Effect of Peripheral Vascular Resistance on Preload and Afterload
Yes, increasing peripheral vascular resistance increases both preload and afterload, with afterload being more significantly affected than preload. 1
Mechanism of Increased Afterload
Afterload is primarily defined as the wall stress during systolic ejection and is a key determinant of ventricular function. When peripheral vascular resistance (PVR) increases:
- Wall stress increases due to higher intracavitary pressure against which the ventricle must contract 1
- According to the law of LaPlace, wall stress (afterload) is directly proportional to intracavitary pressure and ventricular diameter 1
- Systemic vascular resistance increases, creating greater impedance to ventricular ejection 1
- Arterial elastance increases, which worsens ventriculo-arterial coupling 1
The right ventricle is particularly sensitive to changes in afterload, with minor increases causing large decreases in stroke volume due to its shallower end-systolic pressure-volume relationship compared to the left ventricle 1.

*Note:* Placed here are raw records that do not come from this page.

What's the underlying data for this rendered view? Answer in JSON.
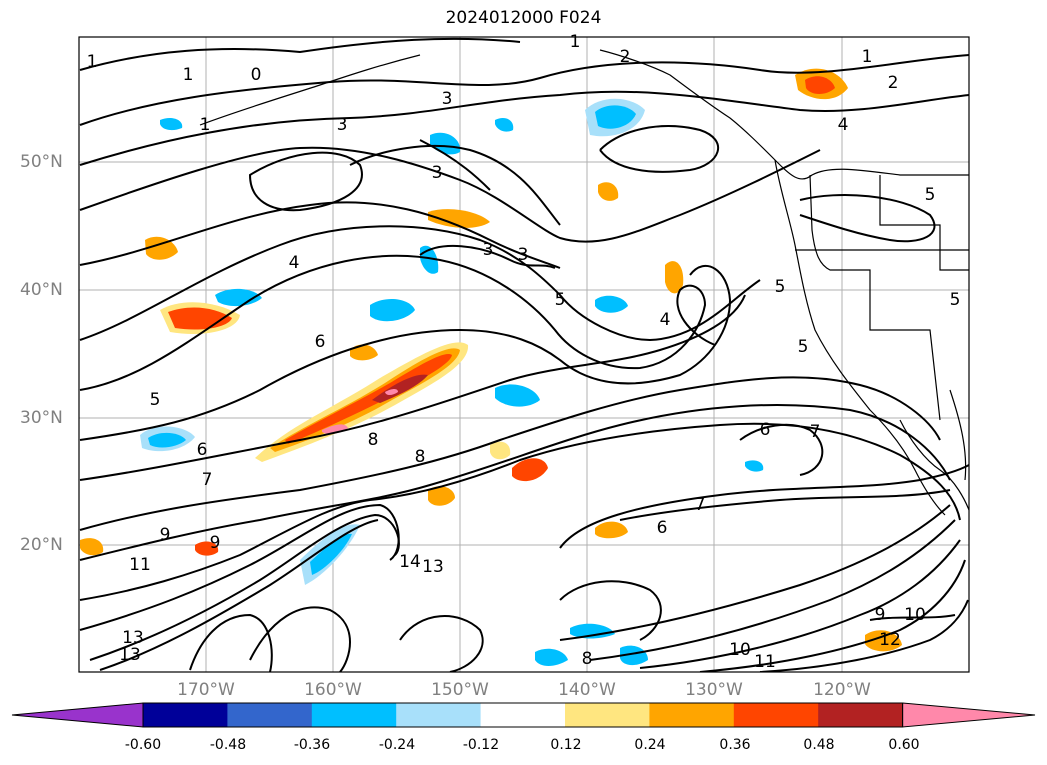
{
  "title": "2024012000 F024",
  "lat_labels": [
    "50°N",
    "40°N",
    "30°N",
    "20°N"
  ],
  "lon_labels": [
    "170°W",
    "160°W",
    "150°W",
    "140°W",
    "130°W",
    "120°W"
  ],
  "colorbar": {
    "ticks": [
      "-0.60",
      "-0.48",
      "-0.36",
      "-0.24",
      "-0.12",
      "0.12",
      "0.24",
      "0.36",
      "0.48",
      "0.60"
    ],
    "colors": [
      "#9933cc",
      "#000099",
      "#3366cc",
      "#00bfff",
      "#a8e0fa",
      "#ffffff",
      "#ffe680",
      "#ffa500",
      "#ff4500",
      "#b22222",
      "#ff88aa"
    ]
  },
  "contour_labels": [
    "0",
    "1",
    "1",
    "1",
    "1",
    "1",
    "2",
    "2",
    "3",
    "3",
    "3",
    "3",
    "3",
    "4",
    "4",
    "4",
    "5",
    "5",
    "5",
    "5",
    "5",
    "5",
    "6",
    "6",
    "6",
    "6",
    "7",
    "7",
    "7",
    "8",
    "8",
    "8",
    "9",
    "9",
    "9",
    "10",
    "10",
    "11",
    "11",
    "12",
    "13",
    "13",
    "13",
    "14"
  ]
}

Mechanism of Increased Preload
Preload is affected by peripheral vascular resistance through several mechanisms:
- Increased peripheral resistance reduces forward flow, causing blood to "back up" in the venous system 1
- This increases mean circulatory filling pressure (MCFP), as demonstrated in experimental studies 2
- Higher venous pressure translates to increased end-diastolic volume and pressure in the ventricles 1
- The increased right atrial pressure that results from higher PVR and RV afterload imposes back pressure on venous return 1
Clinical Implications
The relationship between PVR, preload, and afterload has important clinical implications:
In heart failure, increased PVR contributes to both preload and afterload elevation, worsening ventricular function 1
Vasodilator therapy in heart failure works by reducing both preload and afterload 3
Different vasodilators have varying effects:
- Nitrates primarily reduce preload through venodilation
- Hydralazine predominantly reduces afterload through arteriolar dilation
- Nitroprusside, phentolamine, and prazosin produce balanced arterial and venous dilation 3
Increased afterload from elevated PVR can lead to ventricular dilation, which promotes valvular regurgitation and drives ventricular interdependence 1
Physiological Nuances
Several important physiological nuances should be considered:
- The right ventricle is more sensitive to afterload changes than the left ventricle 1
- Ventriculo-arterial coupling becomes inefficient when PVR increases acutely, requiring more energy expenditure to maintain adequate cardiac output 1
- Late-systolic load has a particularly strong influence on early diastolic relaxation 4
- Increased PVR can reduce coronary perfusion by increasing end-diastolic pressure, potentially inducing subendocardial ischemia 1
In summary, increased peripheral vascular resistance affects both preload and afterload through direct hemodynamic effects, with afterload being more immediately and significantly affected. This relationship is fundamental to understanding cardiovascular pathophysiology and the therapeutic approach to conditions like heart failure.